Is there a way to compute the intergral of a bijection by using its symetry?
Meaning is there a way to proove ( maybe by a substitution) that
$$\int_0^2 e^x dx = \int_1^{l} \ln(x)dx$$
(i m not sur about the bounds of the integral... that's why i ve written $l$, I can't find the upper bound)
and then to generalize this idea for any bijection. Especially I was thinking about $ \frac{1}{x} $ which we can't compute the integral on $\mathbb{R}^+$ but nevertheless we have :
$$\int_0^1 \frac{1}{x} dx = \int_1^{\infty} \frac{1}{x} dx$$
thank you :)
Perhaps the following result is what you are after.
If $f$ is a bijective function with continuous derivative on the interval $[a,b]$, then $$\int_a^b f(x) \, dx + \int_{f(a)}^{f(b)} f^{-1} (x) \, dx = b f(b) - a f(a).\tag1$$ Here $f^{-1}$ denotes the inverse of $f$.
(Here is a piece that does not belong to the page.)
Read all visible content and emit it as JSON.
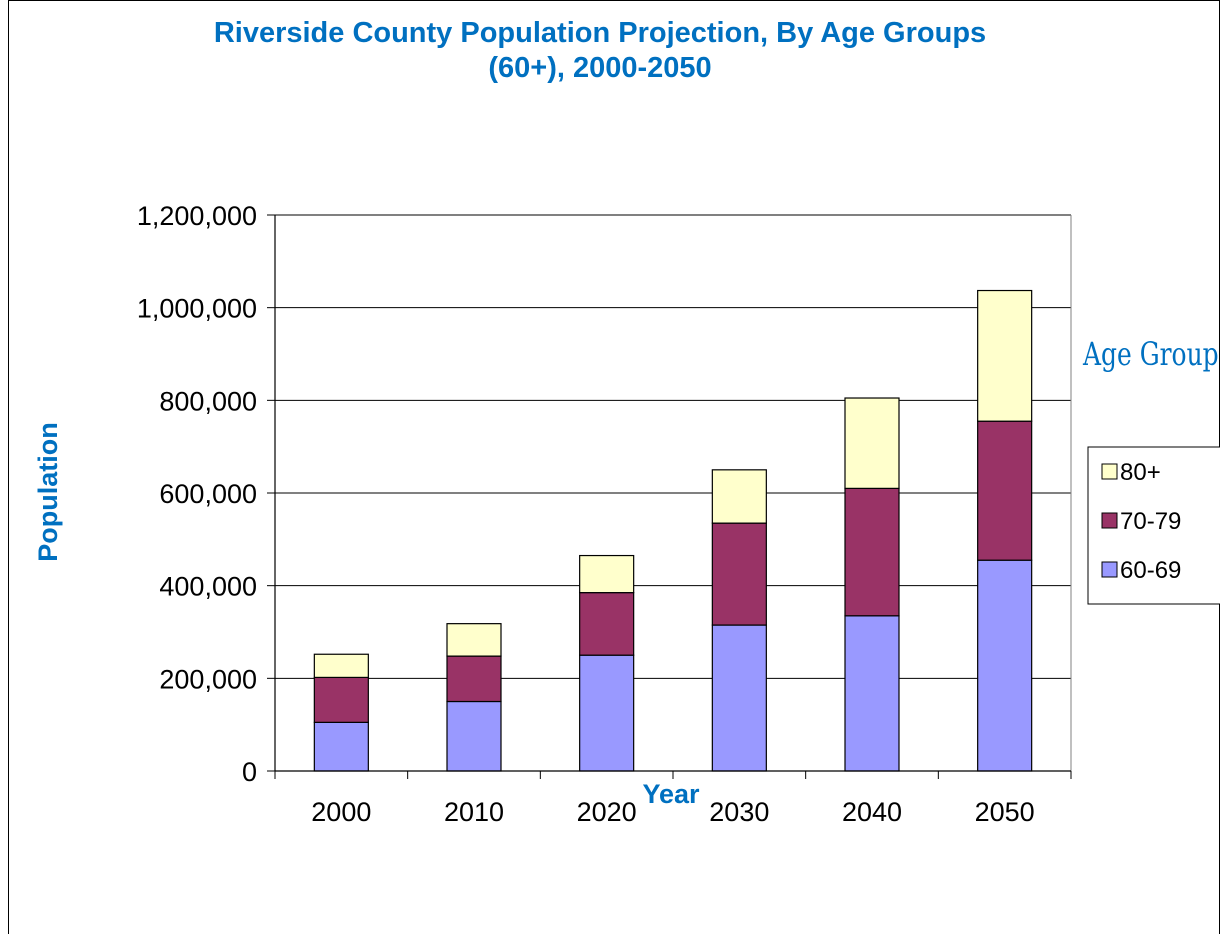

For the case of your first example, setting $f(x) = \ln x$ with $a = 1, b = e^2$, as $f^{-1} (x) = e^x$ application of (1) gives $$\int_1^{e^2} \ln x \, dx + \int_0^2 e^x \, dx = e^2 \cdot \ln (e^2) - 1 \cdot \ln (1),$$ or $$\int_1^{e^2} \ln x \, dx = 2e^2 - \int_0^2 e^x \, dx.$$